Pour une personne gagnant le salaire moyen national, estimé à environ 50 000 euros par an, la contribution initiale sera d’environ 15 euros par semaine, permettant d’accumuler environ 1 820 euros par an de cotisations totales. Ces cotisations augmenteront progressivement au cours de la prochaine décennie pour atteindre 6 % du salaire du travailleur et de l’employeur, et 2 % du gouvernement.
Les personnes inscrites automatiquement au nouveau régime auront la possibilité de s’en retirer après six mois, à condition de se faire rembourser les cotisations initiales.
Plus de 200 000 personnes en Irlande gagnent actuellement le salaire minimum, un nombre en augmentation et qui comprend une proportion disproportionnée de femmes, de jeunes travailleurs et de personnes handicapées. Ces travailleurs sont souvent employés dans les secteurs de la vente au détail, de l’hôtellerie et des services.

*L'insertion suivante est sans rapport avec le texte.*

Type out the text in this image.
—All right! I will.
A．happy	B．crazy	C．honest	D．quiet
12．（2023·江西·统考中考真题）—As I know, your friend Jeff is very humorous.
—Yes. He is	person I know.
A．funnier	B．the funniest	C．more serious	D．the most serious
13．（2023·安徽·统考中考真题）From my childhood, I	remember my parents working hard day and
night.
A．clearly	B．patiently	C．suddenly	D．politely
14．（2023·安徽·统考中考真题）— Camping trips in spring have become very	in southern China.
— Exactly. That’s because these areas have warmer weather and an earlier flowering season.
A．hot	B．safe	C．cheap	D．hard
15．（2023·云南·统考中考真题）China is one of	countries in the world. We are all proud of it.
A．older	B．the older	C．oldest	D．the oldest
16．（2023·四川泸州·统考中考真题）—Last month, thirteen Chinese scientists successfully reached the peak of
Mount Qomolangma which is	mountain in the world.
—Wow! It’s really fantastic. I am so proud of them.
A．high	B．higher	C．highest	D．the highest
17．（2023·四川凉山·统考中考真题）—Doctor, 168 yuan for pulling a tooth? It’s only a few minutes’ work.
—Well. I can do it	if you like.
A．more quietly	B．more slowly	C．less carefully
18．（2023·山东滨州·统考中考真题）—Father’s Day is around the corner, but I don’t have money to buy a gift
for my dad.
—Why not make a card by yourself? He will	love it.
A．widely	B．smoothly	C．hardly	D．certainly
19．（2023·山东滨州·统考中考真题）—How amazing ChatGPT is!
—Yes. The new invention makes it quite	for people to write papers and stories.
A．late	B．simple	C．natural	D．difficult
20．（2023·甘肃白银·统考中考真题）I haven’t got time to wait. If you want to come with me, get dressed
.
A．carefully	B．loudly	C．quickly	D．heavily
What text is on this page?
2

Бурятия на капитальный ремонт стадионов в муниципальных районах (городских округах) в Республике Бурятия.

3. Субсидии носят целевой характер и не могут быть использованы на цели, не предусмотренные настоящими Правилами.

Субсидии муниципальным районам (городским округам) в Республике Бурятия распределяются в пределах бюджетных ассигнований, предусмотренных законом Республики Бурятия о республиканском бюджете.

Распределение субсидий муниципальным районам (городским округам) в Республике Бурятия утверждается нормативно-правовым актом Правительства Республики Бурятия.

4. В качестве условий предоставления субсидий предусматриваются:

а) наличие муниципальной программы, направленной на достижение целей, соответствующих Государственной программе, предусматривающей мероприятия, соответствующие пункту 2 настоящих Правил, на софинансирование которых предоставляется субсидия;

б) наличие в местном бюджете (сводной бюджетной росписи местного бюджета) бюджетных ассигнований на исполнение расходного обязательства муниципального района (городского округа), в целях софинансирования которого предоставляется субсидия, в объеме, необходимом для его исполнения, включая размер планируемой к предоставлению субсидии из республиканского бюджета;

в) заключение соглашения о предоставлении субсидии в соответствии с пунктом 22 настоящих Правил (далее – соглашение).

Cependant, l’impact de cette augmentation s’étend à des milliers d’autres salariés dont le salaire est indexé, souvent de manière informelle, sur le salaire minimum, notamment de jeunes dont la rémunération est basée sur un pourcentage de celui-ci. Les syndicats et les représentants de la jeunesse réclament l’abolition de ces taux « sous-minimaux », mais leurs propositions se heurtent à l’opposition de groupes de petites entreprises qui craignent des difficultés de recrutement.
Des appels sont également lancés pour revoir les taux appliqués aux apprentis, qui peuvent être payés bien en dessous du salaire minimum, quel que soit leur âge.
Le Congrès irlandais des syndicats (Ictu) a critiqué la décision du gouvernement de reporter l’introduction d’un salaire vital, qui aurait, selon lui, entraîné une augmentation supplémentaire de 30 centimes au 1er janvier.
« Ce report intervient alors que le secteur de l’hôtellerie, le plus gros employeur au salaire minimum, empochera 681 millions d’euros de TVA chaque année. »
Owen Reidy, secrétaire général de l’Ictu
Il a dénoncé le fait que “lorsqu’une entreprise est en difficulté, tout soutien de l’État doit être fondé sur des preuves, ciblé et limité dans le temps. Au lieu de cela, le gouvernement a laissé les travailleurs payer un lourd tribut à la réduction des coûts de l’entreprise”.
Selon les estimations de l’Ictu, ce report de l’introduction du salaire vital coûtera aux personnes percevant actuellement le salaire minimum environ 600 euros de perte de revenus au cours de l’année à venir.